Mantei’s reception at Bandelier brought her to tears. She told the rangers the reason for her visit. They informed Park Superintendent Jason Lott, who came out to congratulate her and present her with a special commemorative coin he had created. Ranger Chris Judson posted her photo and story on the park’s Facebook page.

“I was just a mess. I was sobbing. It was exciting. I was proud. And the fact that I started this with my husband and lost him along the way,” Mantei said. “I was just overwhelmed. And then Chris put me on Facebook. I knew yesterday was going to be an emotional day anyway, but I never expected that.

“I can’t say enough about the park service. We have so much to be proud of with the National Park Service, and it’s so easily underfunded and overlooked. The people who work for the National Park Service work because they love it, certainly not because they’re making money off it, but because they’re dedicated Americans.”
Mantei’s travels have left indelible memories.

“Nothing makes me prouder than being at the Grand Canyon or Yosemite, and all the people around me are speaking foreign languages,” Mantei said. “Everywhere I go, there are people from different countries looking at our history.”

Mantei also was moved when she returned to Washington to visit the Martin Luther King, Jr. Memorial, which had opened since her last trip to the East Coast. She just happened to be there in the week leading up to the 50th anniversary of the March on Washington.
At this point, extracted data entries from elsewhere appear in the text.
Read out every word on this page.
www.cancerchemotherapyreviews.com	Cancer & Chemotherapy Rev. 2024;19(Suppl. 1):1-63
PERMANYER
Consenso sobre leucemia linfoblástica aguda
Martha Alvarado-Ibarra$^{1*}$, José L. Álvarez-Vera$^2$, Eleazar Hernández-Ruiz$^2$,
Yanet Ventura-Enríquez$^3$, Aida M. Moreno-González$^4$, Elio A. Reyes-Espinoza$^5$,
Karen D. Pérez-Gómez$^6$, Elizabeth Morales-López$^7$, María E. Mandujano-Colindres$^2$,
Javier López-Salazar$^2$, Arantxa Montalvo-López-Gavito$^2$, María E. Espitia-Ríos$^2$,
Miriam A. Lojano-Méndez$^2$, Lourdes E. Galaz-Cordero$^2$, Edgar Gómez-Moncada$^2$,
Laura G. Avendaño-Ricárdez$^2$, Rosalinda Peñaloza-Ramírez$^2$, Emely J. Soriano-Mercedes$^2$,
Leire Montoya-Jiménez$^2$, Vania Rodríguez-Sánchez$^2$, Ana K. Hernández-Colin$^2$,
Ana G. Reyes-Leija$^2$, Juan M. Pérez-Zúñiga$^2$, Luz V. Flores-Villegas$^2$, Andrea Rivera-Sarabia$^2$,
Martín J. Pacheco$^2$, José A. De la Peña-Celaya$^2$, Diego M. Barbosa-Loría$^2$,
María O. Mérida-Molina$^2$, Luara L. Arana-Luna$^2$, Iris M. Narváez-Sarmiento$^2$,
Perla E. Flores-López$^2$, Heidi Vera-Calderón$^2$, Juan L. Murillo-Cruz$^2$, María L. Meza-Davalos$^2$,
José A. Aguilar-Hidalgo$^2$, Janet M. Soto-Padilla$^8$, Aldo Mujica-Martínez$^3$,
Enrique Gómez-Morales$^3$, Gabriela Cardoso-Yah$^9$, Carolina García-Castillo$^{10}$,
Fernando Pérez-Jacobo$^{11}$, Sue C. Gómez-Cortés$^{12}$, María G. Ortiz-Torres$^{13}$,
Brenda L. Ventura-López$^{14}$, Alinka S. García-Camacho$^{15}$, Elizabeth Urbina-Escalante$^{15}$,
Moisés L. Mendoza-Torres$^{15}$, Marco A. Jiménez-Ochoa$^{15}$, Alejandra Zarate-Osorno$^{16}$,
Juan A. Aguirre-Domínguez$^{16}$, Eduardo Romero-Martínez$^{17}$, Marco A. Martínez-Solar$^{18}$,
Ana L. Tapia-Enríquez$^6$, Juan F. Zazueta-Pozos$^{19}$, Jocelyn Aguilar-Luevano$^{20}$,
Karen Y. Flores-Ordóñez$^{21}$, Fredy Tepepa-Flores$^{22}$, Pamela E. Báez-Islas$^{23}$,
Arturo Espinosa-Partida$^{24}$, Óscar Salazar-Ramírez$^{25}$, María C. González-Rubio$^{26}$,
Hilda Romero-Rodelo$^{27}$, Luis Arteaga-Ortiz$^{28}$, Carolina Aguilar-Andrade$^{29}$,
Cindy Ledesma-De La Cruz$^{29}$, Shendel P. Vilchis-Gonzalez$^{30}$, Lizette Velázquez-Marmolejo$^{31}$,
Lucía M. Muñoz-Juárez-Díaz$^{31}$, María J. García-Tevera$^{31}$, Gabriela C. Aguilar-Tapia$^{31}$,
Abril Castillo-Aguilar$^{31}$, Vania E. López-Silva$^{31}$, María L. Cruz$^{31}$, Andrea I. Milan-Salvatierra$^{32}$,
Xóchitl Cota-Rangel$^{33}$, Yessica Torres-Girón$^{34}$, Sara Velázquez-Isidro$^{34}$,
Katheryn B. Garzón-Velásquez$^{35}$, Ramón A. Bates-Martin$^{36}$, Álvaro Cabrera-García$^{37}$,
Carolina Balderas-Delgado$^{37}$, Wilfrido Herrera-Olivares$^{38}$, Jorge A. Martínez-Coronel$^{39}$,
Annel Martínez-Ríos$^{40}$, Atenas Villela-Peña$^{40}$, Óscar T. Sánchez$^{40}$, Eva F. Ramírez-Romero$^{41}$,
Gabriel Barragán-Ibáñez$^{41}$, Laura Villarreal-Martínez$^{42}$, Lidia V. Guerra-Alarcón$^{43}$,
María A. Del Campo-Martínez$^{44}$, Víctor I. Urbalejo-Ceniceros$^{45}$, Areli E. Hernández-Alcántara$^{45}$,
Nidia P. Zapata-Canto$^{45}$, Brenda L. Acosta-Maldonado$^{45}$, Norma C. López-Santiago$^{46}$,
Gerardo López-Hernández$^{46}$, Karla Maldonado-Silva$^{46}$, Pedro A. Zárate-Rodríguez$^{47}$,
Mantei is not sure what to do with her life now that she has completed her long-standing goal. She currently spends half the year in Maricopa County, Ariz., as a camp host, but she is already thinking about the other half of the year. “I think now I’m ready to go back and revisit some of the places, like Rocky Mountain and Yellowstone, because my husband and I were there 12 years ago,” Mantei said. “I think I’m ready to go back and revisit them. It will be different, being alone, but I want to go back and enjoy some of those places.”